# Tournament Question...



## Reel Addiction (Apr 27, 2015)

Never fished in an offshore tournament like the MBGFC Memorial Day Outboard Shootout, but interested, someone give me the run down. You have an entry fee $500 then you have the option of different Cash Award categories. How does the cash awards work? Are cash award winnings on top of the regular payout for each species? I seem to always be down fishing on the weekends of the MBGFC tournaments and I usually go down to the marina and check out the weigh ins and they seem like fun events. Any info would be appreciated.


----------



## SnapperSlapper (Feb 13, 2009)

The cash awards are tournaments within the tournament. You compete against everyone in the overall tournament. But if you are in the cash awards you are only competing against the other boats that are also entered in those categories you are entered in. The only way to win any serious money in the MBGFC tourneys is in the cash awards. In addition, you can win a pretty good check with a fish that doesn't even make the overall leader board.


----------



## MSViking (Oct 11, 2007)

the No. 1 thing I can tell you is that fishing tournaments like this is a blast and addictive! Something about competing just adds to the mix. Typically most of the larger tournaments are two day events that has made it very difficult for smaller boats to compete. This gave rise to MBGFC adding a "one day shootout" for the outboard powered and <32' guys, which is a great thing to do. You show up Friday night along with everyone else and you leave out Friday night like everyone else, but your day ends Saturday evening. The other boats will stay out and fish Sunday.

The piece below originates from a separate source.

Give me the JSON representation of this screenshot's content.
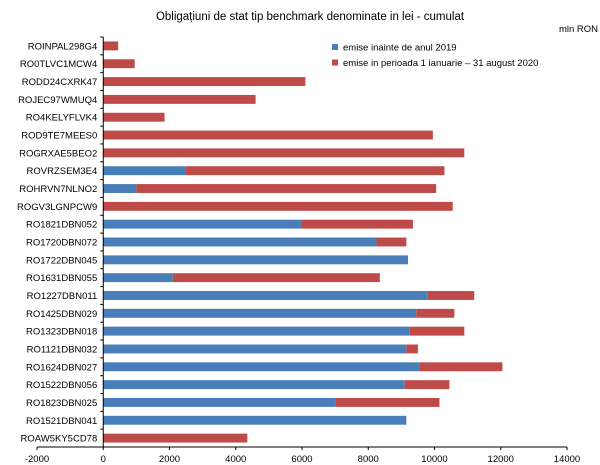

As to the money, the entry fee gets you and your crew a great cookout dinner, free beer and soft drinks. Its a great time to catch up with old friends as well as make a few new ones. In addition to the meal, you get a ditty bag filled with tournament t shirts for the crew, buggies, hats, stickers etc... They will have prizes and trophies set out at the cookout for you to see, prizes will be for 1-3rd Tuna, dolphin, wahoo, Catch & Release and kill blue marlin. First place prices are usually valued at over $1000 or so. There is also a pay 1-3rd based on how many boats enter. All of this is included in your base entry fee.

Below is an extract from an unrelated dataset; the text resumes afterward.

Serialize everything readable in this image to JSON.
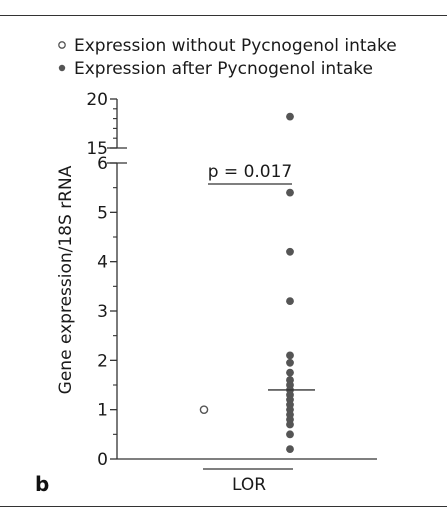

All the other money you hear about, the big money is Calcutta money. This money that is a side bet of sorts by category that is managed and handled by the club. There is typically $100,$500, $2000, $50000 and sometimes $10k or even $20k depending on the tournament for each category of fish. Wagering any money in the calcutta bets is purely optional.

If you choose not to enter this tournament you should give serious thought to the MBGFC Limited or "Monkey Boat" tournament. It's held in the end of July and is always a blast to fish.

Be mindful however, if you fish one you will most likely be hooked!


----------



## SnapperSlapper (Feb 13, 2009)

And as for the break down of payout. and y'all correct me if I'm wrong, the payout is as follows (it is on their website, but I'm too lazy to click over to it): 10% of each cash category goes to MBGFC to cover costs, then after that 1st is 50%, 2nd is 30%, 3rd is 20%. If only two qualifying fish are weighed the split is 60/40. And if only one fish is weighed obviously 100%. If a fish is not weighed, then the club takes their 10% and the entry money is refunded to the participants. Again if I'm wrong, someone correct me, but I'm pretty sure this is how they have been doing it for years.


----------



## PELAGIC PIRATE (Oct 10, 2007)

SnapperSlapper said:


> And as for the break down of payout. and y'all correct me if I'm wrong, the payout is as follows (it is on their website, but I'm too lazy to click over to it): 10% of each cash category goes to MBGFC to cover costs, then after that 1st is 50%, 2nd is 30%, 3rd is 20%. If only two qualifying fish are weighed the split is 60/40. And if only one fish is weighed obviously 100%. If a fish is not weighed, then the club takes their 10% and the entry money is refunded to the participants. Again if I'm wrong, someone correct me, but I'm pretty sure this is how they have been doing it for years.


Off the site:


----------



## Reel Addiction (Apr 27, 2015)

Thanks for the responses guys! Looking forward to maybe fishing the Monkey boat or the Labor Day shootout. Hope to meet some of you at the dock.


----------



## SnapperSlapper (Feb 13, 2009)

It is a great time. Just be aware as you leave out. There will probably be 120 boats leaving out of OB for the tournament after the captains meeting. Just want to be careful. There will be boats in front of you that are slower than you, and boats behind you that are faster than you. It is easy to get disorientated at night running a boat, even more so coming out of Perdido Pass with a bunch of lights from condos and a ton of boats all around.


----------



## wahooproductions (Feb 6, 2009)

The Outboard Shootout I think is the 'Best Bet'. If 20 boats enter, the first place team will win $7,500. That's pretty good odds! The Outboard Shootout is strictly a cash prize event. There are also optional cash awards, but for your $500 entry fee, you get a ditty bucket, shirts, etc and the big party on Friday night and a chance at $7,500

Feel free to reach out to me if you have any questions. Good luck and be safe


----------